To casual news consumers (i.e. most of the voting public), Obama’s message of national security was becoming difficult to sort out. All of his plans, it seemed, were coming under attack from all sides. What, exactly, was this guy trying to do anyway?

That’s where Cheney comes in. He’d long ago agreed to speak on Thursday at the American Enterprise Institute in Washington, which made it the perfect day for Obama to head over the National Archives to deliver his own clarifying remarks about his national security agenda.

Obama went first and used his 6,000-word address to reiterate his demand that Guantanamo be closed, framing his push in terms of the values and principles embedded in the Constitution and Bill of Rights.

“Other countries have grappled with this question, and so must we,” Obama declared. “But I want to be very clear that our goal is to construct a legitimate legal framework for Guantanamo detainees—not to avoid one. In our constitutional system, prolonged detention should not be the decision of any one man.”

When Obama was done, Cheney took the stage across town. The thrust of his remarks was simple and predictable: Everything the Bush administration did kept the country safe from terrorists, and anything done to alter or eliminate those policies will endanger the country.

“It is much closer to the truth that terrorists hate this country precisely because of the values we profess and seek to live by, not by some alleged failure to do so,” he said. “Nor are terrorists or those who see them as victims exactly the best judges of America’s moral standards, one way or the other.”

But forget the specifics of their arguments. No matter what he says for the foreseeable future, Cheney will remain an exceedingly unpopular and unlikable man. Only 37 percent of Americans now have a favorable view of him. Public opinion of Cheney, and of the administration in which he played such a central role, was set in place long ago. And it’s not like he has the kind of personality that can convince his critics to give him a second look.

This is the genius of Obama’s strategy. By scheduling his own speech right before Cheney’s, Obama ensured that the media would play up the dueling events to the hilt. To casual news consumers who aren’t well versed in the specifics of the national security debate, Thursday’s festivities made things very easy: On the one hand, there was Obama, cool and confident, outlining his initiatives and invoking time-honored values and principles. And then there was Cheney, the discredited and disagreeable VP from a despised administration. Whose side are you on?

By presenting his views as, essentially, the opposite of Cheney’s, Obama is likely to attract more popular support and sympathy.

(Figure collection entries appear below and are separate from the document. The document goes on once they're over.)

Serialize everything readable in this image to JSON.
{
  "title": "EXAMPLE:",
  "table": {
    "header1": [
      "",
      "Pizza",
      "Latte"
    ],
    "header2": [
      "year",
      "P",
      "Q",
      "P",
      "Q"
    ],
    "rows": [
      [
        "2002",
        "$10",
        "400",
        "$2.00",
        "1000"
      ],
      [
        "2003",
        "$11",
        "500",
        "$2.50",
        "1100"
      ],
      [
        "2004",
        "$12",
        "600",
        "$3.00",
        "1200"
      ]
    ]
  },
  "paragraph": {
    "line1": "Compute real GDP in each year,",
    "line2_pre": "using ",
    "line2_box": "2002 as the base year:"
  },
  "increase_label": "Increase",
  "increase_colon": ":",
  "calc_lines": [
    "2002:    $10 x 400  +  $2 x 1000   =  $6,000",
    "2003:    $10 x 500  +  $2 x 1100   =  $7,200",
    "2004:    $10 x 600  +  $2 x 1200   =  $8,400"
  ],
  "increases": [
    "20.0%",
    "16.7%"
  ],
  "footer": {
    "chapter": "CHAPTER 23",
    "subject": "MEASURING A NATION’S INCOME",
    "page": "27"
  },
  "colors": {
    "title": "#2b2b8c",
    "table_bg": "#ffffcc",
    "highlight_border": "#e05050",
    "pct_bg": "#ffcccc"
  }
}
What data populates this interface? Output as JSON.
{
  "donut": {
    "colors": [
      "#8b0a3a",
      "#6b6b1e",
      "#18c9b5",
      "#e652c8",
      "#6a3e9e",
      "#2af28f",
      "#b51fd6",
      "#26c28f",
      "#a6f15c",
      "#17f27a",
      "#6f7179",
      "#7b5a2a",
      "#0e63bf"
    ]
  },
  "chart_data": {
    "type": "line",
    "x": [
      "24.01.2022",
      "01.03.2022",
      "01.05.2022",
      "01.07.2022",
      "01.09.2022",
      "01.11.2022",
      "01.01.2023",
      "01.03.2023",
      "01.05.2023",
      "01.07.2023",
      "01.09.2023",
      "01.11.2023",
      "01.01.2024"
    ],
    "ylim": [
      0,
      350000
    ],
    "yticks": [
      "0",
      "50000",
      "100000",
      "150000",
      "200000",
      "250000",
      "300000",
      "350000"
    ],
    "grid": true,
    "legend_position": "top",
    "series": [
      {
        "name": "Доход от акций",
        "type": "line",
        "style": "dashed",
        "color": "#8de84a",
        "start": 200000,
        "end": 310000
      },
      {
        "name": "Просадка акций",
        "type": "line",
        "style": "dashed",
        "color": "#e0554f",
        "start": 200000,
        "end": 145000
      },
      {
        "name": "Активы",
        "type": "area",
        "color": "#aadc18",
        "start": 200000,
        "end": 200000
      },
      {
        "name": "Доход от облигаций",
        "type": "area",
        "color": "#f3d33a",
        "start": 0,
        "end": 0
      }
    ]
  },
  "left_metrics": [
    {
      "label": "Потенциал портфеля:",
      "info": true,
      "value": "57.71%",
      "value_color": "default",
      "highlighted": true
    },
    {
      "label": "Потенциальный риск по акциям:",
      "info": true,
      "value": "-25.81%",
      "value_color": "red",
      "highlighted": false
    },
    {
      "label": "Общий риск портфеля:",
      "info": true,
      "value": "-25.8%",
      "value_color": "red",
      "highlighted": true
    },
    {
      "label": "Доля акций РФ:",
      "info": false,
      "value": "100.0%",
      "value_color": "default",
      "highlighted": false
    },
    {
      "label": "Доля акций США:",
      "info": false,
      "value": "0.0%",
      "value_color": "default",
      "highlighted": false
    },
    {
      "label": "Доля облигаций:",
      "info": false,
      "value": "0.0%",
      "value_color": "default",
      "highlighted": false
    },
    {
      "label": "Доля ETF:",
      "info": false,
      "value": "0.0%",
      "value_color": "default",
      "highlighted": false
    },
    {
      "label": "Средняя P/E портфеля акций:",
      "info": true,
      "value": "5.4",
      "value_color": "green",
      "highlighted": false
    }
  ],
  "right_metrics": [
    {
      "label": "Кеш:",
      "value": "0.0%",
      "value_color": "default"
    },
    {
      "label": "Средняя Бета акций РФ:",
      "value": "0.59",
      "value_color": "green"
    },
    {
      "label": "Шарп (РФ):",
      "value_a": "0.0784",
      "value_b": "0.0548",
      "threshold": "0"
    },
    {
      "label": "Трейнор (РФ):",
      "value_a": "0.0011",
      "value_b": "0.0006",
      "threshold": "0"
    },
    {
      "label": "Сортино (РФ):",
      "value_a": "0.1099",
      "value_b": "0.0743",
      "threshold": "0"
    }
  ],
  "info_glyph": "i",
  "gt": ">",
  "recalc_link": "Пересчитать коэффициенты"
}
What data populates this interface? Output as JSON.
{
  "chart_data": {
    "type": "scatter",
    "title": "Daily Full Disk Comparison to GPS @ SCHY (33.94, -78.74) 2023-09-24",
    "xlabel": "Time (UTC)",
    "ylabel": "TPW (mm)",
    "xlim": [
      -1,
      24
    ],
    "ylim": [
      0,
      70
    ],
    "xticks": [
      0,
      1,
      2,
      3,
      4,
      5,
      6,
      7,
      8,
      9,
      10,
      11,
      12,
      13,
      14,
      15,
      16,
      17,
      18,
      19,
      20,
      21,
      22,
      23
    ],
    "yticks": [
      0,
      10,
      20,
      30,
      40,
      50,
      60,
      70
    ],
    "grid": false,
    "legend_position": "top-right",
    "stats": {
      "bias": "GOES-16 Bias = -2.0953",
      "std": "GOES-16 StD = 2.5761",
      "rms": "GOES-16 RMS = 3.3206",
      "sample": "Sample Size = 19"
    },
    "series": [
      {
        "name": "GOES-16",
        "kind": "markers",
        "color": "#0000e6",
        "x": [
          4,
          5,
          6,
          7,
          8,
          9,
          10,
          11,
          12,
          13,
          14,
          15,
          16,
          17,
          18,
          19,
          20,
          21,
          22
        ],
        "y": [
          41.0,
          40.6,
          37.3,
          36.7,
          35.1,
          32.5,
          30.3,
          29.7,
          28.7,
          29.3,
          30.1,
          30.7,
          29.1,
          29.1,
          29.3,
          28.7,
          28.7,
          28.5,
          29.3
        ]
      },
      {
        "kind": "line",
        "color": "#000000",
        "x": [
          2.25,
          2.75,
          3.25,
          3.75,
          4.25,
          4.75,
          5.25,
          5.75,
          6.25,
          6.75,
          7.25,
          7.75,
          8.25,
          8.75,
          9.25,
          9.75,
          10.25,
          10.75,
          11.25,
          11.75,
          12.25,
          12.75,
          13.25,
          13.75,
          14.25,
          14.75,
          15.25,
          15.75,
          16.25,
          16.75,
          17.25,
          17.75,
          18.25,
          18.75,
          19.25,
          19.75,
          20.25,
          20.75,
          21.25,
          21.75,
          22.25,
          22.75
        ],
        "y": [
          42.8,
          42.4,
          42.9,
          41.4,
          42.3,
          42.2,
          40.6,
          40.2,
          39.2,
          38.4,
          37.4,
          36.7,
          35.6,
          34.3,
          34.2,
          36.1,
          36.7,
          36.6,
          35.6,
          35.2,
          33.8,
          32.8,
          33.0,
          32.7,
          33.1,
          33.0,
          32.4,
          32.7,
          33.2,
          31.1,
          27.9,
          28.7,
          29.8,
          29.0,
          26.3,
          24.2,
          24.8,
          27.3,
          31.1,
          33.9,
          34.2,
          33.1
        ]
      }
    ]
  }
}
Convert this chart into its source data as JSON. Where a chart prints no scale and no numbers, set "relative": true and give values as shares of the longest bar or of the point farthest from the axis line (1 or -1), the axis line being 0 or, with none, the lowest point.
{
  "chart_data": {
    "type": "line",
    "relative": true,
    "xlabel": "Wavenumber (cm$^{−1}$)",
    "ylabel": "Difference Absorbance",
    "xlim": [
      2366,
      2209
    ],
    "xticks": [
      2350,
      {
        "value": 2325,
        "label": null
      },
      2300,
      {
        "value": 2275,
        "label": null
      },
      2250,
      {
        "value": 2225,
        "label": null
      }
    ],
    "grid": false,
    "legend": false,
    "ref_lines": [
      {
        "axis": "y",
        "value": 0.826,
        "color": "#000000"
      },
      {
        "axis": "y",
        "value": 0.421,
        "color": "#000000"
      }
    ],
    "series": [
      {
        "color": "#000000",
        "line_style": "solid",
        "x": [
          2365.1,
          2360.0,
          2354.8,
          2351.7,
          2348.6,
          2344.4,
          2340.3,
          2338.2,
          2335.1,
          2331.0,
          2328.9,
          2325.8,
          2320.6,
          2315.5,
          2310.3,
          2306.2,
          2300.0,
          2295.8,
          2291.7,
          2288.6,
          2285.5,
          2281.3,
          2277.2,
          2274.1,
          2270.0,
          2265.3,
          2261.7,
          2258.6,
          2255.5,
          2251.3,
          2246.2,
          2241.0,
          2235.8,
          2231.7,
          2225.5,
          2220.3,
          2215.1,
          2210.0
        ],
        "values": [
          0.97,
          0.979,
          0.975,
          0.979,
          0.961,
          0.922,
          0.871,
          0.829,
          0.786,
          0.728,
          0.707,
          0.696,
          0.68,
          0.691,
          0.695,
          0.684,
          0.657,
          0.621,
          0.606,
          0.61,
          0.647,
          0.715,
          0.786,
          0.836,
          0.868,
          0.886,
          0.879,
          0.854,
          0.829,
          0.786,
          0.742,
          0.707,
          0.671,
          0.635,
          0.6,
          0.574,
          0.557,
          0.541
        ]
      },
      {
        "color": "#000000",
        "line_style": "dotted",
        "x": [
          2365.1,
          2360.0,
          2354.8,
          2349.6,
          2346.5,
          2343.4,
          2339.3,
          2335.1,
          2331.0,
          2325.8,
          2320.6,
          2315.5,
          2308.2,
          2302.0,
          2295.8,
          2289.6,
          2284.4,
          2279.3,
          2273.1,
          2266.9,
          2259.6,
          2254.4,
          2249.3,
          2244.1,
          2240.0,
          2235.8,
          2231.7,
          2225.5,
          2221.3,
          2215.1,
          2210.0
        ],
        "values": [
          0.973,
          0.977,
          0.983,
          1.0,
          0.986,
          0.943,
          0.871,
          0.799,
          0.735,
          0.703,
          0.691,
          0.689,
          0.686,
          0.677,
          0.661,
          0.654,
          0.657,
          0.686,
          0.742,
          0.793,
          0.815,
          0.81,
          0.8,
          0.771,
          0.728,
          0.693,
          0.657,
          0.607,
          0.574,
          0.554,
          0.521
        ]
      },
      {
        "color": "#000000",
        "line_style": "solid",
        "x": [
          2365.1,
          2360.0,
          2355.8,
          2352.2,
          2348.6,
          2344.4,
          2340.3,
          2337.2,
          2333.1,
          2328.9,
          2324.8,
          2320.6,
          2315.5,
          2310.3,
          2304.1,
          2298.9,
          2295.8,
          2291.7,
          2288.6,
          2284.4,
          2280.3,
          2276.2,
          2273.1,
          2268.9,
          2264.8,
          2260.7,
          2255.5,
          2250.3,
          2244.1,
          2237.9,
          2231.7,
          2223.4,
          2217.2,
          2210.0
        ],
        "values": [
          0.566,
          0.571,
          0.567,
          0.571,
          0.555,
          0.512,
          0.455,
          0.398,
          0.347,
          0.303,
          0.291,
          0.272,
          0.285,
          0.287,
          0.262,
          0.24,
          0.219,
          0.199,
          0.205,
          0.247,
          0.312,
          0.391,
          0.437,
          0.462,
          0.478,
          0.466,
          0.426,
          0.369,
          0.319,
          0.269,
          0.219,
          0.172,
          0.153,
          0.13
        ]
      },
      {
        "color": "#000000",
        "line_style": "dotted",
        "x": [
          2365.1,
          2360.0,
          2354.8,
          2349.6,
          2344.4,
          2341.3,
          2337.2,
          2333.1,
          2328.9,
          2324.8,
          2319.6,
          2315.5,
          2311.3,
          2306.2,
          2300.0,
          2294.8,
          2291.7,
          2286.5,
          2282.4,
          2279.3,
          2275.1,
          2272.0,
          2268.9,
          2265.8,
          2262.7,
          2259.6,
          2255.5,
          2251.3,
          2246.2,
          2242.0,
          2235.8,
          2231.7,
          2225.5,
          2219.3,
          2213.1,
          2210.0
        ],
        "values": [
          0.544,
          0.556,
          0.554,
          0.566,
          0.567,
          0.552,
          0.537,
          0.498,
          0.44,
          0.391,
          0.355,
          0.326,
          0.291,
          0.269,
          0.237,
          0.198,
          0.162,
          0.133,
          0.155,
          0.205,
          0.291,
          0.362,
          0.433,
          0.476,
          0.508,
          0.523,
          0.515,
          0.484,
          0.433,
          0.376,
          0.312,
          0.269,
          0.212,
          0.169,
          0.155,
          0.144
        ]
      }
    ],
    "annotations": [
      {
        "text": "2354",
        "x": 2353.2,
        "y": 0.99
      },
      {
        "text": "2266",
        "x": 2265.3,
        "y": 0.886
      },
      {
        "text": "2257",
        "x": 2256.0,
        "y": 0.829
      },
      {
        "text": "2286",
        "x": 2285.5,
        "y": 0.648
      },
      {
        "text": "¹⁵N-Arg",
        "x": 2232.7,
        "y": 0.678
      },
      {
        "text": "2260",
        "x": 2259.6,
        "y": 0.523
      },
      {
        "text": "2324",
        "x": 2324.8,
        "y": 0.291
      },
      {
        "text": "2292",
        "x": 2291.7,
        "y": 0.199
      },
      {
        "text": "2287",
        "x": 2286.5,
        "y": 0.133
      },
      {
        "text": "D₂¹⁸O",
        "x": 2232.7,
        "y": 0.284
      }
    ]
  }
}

At the same time, Cheney’s vitriolic (and often dishonest) broadsides will help rally liberals, even those who have reservations about Obama’s agenda, behind their president.

This is a very nice arrangement for Obama, although not all of the left is happy with it. The fact remains that Obama wants a modified form of the Bush-created military commissions retained and that he favors “preventive detention” for some suspected terrorists. This infuriates the civil-liberties wing of the Democratic base, and they’re not about to fall for any Cheney smokescreen strategy.

As Glenn Greenwald wrote on Thursday afternoon: “Obama’s speech this morning, like most Obama speeches, made pretty points in rhetorically effective ways about the Constitution, our values, transparency, oversight, the state secrets privilege, and the rule of law. But his actions, in many critical cases, have repeatedly run afoul of those words.”

But Greenwald’s was not the dominant voice of opposition to Obama on Thursday. Cheney’s was. And, just like during last year’s campaign, any day when Bush and Cheney are in the news is a very good day for Obama.